At what points on a (wired) phone connection can a wiretap occur?
At any of these points, if an attacker gains access, is it possible to intercept/read/modify internet traffic that uses the line?
At what points on a (wired) phone connection can a wiretap occur?
At any of these points, if an attacker gains access, is it possible to intercept/read/modify internet traffic that uses the line?
Data traveling over wires is vulnerable.
Physical access to a network’s signal provides an attacker with the capability of reading any cleartext (unencrypted) traffic traveling over that network. It doesn’t matter if it’s a phone line, Ethernet, or WiFi signal.
Radio signals are an obvious target for eavesdropping, because the signal is literally broadcast in all directions. With WiFi signals being so easy for anyone nearby to intercept, the WiFi security standards have been designed to encrypt all the data riding over the airwaves, making interception at that specific link in the network harder.
However, the same philosophy has never been applied to hard wired connections. Wired connections are not encrypted by default. Tapping a phone wire is not something a typical person imagines could be done while sitting at a table in a coffee shop, or walking down a hallway. Those same people tend to think those wires are private.
But technology has advanced for everyone. You can buy a LAN tap for a few dollars, and hard wire your own tap. You can buy a Packet Squirrel for a hundred bucks and plug it in to an Ethernet port on the back of a WiFi access point, and you’ll have cellular access to whatever data travels over that network - without breaking the WiFi encryption.

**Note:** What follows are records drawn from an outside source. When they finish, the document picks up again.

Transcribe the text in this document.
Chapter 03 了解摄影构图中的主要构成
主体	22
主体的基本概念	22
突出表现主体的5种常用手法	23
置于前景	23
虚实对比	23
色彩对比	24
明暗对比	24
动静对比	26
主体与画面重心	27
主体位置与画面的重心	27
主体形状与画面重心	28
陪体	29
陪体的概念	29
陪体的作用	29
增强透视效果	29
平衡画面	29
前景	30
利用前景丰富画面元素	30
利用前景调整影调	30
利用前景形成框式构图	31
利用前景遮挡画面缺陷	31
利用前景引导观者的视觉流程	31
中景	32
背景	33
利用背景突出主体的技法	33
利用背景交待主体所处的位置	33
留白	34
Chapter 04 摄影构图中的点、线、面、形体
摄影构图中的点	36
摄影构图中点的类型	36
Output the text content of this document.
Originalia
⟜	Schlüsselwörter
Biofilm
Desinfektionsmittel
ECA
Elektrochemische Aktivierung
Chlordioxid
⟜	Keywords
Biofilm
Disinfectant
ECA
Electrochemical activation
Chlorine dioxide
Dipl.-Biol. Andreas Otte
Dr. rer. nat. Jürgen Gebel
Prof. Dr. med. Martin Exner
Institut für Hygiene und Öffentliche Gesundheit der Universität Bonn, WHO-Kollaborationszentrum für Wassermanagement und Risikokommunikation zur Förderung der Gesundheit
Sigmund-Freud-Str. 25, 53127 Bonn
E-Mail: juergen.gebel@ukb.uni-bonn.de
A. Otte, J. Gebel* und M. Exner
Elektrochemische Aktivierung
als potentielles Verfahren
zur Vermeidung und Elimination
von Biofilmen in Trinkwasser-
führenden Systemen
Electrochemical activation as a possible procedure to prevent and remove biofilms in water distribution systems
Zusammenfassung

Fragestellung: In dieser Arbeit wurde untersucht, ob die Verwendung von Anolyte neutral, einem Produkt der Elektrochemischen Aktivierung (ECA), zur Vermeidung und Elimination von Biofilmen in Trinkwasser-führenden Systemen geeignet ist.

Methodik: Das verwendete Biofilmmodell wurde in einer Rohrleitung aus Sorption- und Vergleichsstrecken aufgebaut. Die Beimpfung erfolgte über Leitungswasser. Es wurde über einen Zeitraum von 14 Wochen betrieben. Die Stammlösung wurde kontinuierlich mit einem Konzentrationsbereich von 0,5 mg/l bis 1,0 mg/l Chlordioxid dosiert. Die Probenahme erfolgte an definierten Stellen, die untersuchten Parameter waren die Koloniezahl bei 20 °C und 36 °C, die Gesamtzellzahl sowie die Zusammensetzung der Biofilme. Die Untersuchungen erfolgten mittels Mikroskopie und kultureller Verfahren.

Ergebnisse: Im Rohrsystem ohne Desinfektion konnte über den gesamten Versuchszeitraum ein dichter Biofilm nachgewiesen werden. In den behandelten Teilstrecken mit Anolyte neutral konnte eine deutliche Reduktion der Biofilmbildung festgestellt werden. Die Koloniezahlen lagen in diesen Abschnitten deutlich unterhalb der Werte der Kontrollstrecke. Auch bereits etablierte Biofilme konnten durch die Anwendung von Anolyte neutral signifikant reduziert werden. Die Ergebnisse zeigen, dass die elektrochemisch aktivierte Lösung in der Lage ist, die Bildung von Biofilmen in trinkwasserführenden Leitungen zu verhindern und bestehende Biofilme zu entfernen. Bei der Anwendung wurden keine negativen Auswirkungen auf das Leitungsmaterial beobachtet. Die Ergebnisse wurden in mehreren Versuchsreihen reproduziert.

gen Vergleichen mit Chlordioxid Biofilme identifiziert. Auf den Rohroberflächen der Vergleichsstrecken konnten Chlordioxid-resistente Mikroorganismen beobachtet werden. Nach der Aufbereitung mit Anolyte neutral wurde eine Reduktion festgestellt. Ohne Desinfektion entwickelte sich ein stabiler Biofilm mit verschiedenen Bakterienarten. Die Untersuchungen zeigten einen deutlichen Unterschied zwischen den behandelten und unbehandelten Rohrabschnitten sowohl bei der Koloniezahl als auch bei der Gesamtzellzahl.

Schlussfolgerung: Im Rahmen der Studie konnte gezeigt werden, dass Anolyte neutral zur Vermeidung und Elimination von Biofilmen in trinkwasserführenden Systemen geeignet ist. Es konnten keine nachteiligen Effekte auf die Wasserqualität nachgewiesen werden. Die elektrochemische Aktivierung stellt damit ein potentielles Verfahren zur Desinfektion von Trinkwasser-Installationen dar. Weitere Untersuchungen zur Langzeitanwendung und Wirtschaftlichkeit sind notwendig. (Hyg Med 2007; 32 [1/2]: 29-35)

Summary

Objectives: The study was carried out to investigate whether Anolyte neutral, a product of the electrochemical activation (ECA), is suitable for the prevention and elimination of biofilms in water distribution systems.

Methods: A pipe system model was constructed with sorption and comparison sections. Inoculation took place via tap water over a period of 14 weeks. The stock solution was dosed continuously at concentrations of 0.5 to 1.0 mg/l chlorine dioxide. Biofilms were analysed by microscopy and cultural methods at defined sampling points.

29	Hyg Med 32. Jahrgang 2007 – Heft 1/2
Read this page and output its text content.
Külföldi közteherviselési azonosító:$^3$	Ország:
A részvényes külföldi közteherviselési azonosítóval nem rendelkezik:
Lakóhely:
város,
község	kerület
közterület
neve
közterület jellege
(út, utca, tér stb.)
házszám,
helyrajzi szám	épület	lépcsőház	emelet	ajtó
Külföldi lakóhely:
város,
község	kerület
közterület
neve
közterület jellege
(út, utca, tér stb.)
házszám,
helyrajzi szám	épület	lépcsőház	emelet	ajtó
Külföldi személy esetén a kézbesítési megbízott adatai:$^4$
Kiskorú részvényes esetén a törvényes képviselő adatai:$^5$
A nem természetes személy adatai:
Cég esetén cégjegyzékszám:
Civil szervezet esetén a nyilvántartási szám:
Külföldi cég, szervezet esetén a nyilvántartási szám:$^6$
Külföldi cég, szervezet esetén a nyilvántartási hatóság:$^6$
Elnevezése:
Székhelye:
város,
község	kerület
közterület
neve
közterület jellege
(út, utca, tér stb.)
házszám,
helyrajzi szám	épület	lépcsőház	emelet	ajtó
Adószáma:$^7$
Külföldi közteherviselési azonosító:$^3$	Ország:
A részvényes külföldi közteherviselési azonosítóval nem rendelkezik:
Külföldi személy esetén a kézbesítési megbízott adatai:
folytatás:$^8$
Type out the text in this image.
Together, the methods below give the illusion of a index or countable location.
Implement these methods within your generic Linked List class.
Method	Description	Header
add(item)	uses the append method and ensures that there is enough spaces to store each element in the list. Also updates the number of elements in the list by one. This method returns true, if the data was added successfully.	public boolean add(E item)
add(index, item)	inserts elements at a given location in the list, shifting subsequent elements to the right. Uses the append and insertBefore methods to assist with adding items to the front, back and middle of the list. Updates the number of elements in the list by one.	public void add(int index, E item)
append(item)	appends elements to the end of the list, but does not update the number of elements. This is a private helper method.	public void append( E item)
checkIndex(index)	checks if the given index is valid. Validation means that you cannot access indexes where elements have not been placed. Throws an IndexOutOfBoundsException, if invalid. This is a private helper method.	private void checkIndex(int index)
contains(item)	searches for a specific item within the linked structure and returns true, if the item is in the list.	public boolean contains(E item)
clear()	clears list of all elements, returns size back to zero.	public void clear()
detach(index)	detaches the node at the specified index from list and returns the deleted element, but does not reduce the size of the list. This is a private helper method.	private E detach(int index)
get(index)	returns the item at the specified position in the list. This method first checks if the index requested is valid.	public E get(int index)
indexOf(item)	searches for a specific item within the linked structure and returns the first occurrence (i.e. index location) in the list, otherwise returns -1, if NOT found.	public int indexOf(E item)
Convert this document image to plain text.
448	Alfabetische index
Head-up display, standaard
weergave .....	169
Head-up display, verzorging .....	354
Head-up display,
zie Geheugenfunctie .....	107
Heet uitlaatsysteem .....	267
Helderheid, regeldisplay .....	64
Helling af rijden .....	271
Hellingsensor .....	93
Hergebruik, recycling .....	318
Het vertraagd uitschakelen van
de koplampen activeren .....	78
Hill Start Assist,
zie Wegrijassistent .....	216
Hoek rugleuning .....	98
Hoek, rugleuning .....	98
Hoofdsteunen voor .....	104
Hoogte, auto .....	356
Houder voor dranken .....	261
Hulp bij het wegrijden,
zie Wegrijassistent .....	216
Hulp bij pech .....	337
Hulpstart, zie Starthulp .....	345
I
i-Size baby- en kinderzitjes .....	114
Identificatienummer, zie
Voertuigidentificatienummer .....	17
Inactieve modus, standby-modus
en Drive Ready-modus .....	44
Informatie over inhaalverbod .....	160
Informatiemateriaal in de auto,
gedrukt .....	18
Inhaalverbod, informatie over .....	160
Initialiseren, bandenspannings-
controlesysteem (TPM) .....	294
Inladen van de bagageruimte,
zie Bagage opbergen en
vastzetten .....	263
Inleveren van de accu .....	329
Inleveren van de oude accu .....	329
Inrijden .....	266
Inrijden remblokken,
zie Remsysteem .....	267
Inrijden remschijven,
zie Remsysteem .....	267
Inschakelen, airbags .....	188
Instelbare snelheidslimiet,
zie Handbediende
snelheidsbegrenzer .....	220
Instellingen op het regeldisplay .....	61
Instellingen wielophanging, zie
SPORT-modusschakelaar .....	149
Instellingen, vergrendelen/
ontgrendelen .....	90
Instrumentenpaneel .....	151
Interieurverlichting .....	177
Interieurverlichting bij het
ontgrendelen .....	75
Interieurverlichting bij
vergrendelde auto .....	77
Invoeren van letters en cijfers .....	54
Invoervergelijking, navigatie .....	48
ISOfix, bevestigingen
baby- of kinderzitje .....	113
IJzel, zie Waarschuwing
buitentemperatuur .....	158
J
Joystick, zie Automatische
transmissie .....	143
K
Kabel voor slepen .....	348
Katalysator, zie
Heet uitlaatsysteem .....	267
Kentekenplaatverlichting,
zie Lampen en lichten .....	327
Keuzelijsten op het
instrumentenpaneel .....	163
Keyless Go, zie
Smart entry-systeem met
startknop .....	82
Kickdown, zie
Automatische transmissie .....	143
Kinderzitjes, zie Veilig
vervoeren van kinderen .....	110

Instead of trusting the security of the wires, you should secure your communications. Make sure you are connected using HTTPS (the little padlock appears in your browser. ) Don’t fall for phishing emails. Take security precautions assuming that all your data, both wired and wireless, might be intercepted.
Edit to address comment:
HTTPS uses TLS to encrypt the data between the client and server regardless of the network hardware between them. With TLS it doesn’t matter if they’re apps on mobile phones or browsers on hard-wired PCs, the data is secured the exact same way. Your browser or app is one end of the secure connection, and the web server is the other end. Person-in-the-middle attacks on TLS ultimately require compromise of one endpoint or the other.
No one can guarantee the absolute security of HTTPS, because there have obviously been many successful attacks, including spoofed sites with fake URLs and legit certificates; injection of a compromised trusted root certificate in the client and a PITM proxy; weaknesses in the SSL protocol; forged MD5 certificates; compromised certificate authorities; keylogger malware on the client; malware on the server; etc. But as of late 2018, TLS 1.2 is as close to resistant against network wiretap-type attacks as it gets.